Get your own ride!

When the lunch bell rings, hundreds of students pour into the parking lot. The majority of them take their friends to their favorite lunch hangout. However, many of these kids have had their license for a year, and are illegally driving their friends.

Unless a student is 18 or older or has had their license for a year, they are unable to drive minors that are not related to them. These students driving other teens know what the law is, so why do they ignore it.

The law is greatly flawed and unenforced because there is not a way to tell if someone driving has had their license for a year, so the only way these people get caught is if they are already pulled over for something else. Integrity is crucial with this law because if teens followed it then we could change the perception of reckless teen drivers.

Some teens argue that after six months of driving with your permit and passing the behind the wheel test, they understand the rules of the road well enough to drive their friends. However, people who are more experienced drivers are more likely to be prepared for something bad to happen and do not get distracted as easily.

According to Statefarm’s recent studies, the fatality rate for drivers age 16 to 19 is four times that of drivers age 25 to 69 years. ¬†Also, about two-thirds of teen passenger crashes occur when another teen is driving. Clearly this law was made for a good reason and if more people followed it, we would decrease the amount of teenage deaths by car crashes.

Teens have been breaking this law for quite some time, and they seem to have conveniently forgotten that it is still a law. By breaking it they put their lives, the lives of the people they are driving, as well as the other people on the road in danger.

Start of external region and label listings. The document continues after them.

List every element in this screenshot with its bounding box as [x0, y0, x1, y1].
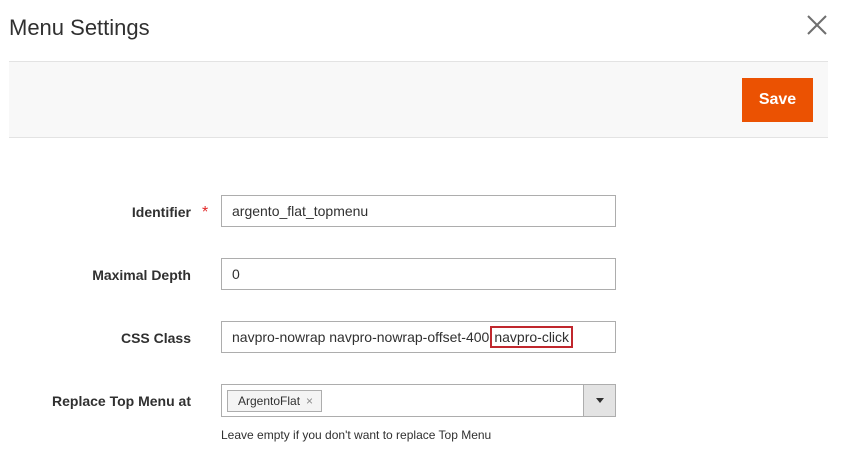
- modal-title: Menu Settings: [9, 15, 150, 40]
- css-class-input[interactable]: navpro-nowrap navpro-nowrap-offset-400 na…: [221, 321, 616, 353]
- close-button[interactable]: [805, 13, 829, 37]
- maximal-depth-input[interactable]: [221, 258, 616, 290]
- chevron-down-icon: [596, 398, 604, 403]
- replace-top-menu-label: Replace Top Menu at: [52, 393, 191, 409]
- css-class-highlighted-value: navpro-click: [490, 326, 574, 348]
- menu-settings-modal: Menu Settings Save Identifier * Maximal …: [0, 0, 843, 457]
- css-class-label: CSS Class: [120, 330, 191, 346]
- identifier-label: Identifier: [131, 204, 191, 220]
- identifier-input[interactable]: [221, 195, 616, 227]
- replace-top-menu-select[interactable]: ArgentoFlat ×: [221, 384, 616, 417]
- selected-tag-argentoflat: ArgentoFlat ×: [227, 390, 323, 412]
- tag-remove-button[interactable]: ×: [306, 391, 313, 411]
- required-marker: *: [202, 204, 209, 221]
- replace-top-menu-note: Leave empty if you don't want to replace…: [221, 428, 492, 442]
- dropdown-toggle-button[interactable]: [583, 385, 615, 416]
- maximal-depth-label: Maximal Depth: [92, 267, 191, 283]
- close-icon: [807, 15, 827, 35]
- save-button[interactable]: Save: [742, 78, 813, 122]
- modal-action-bar: Save: [9, 61, 828, 138]
- tag-label: ArgentoFlat: [238, 394, 301, 408]
- css-class-value-prefix: navpro-nowrap navpro-nowrap-offset-400: [232, 329, 490, 345]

Even if the teen driver has never crashed or made any serious mistakes, their passenger  could distract them and cause them to make a terrible mistake. It is not worth the risk to drive someone, wait until you have had your license for a year. Considering that in the past year, twenty percent of juniors in high school have reported being in a car crash, we should not risk our lives and the lives of others.

We can change these statistics simply by following the law, and encouraging others to do so as well. Instead of following others and giving into peer pressure we should take the high road (pun intended) and continue to make smart choices. Making this small change will save lives and show our parents and society that we as teens are responsible.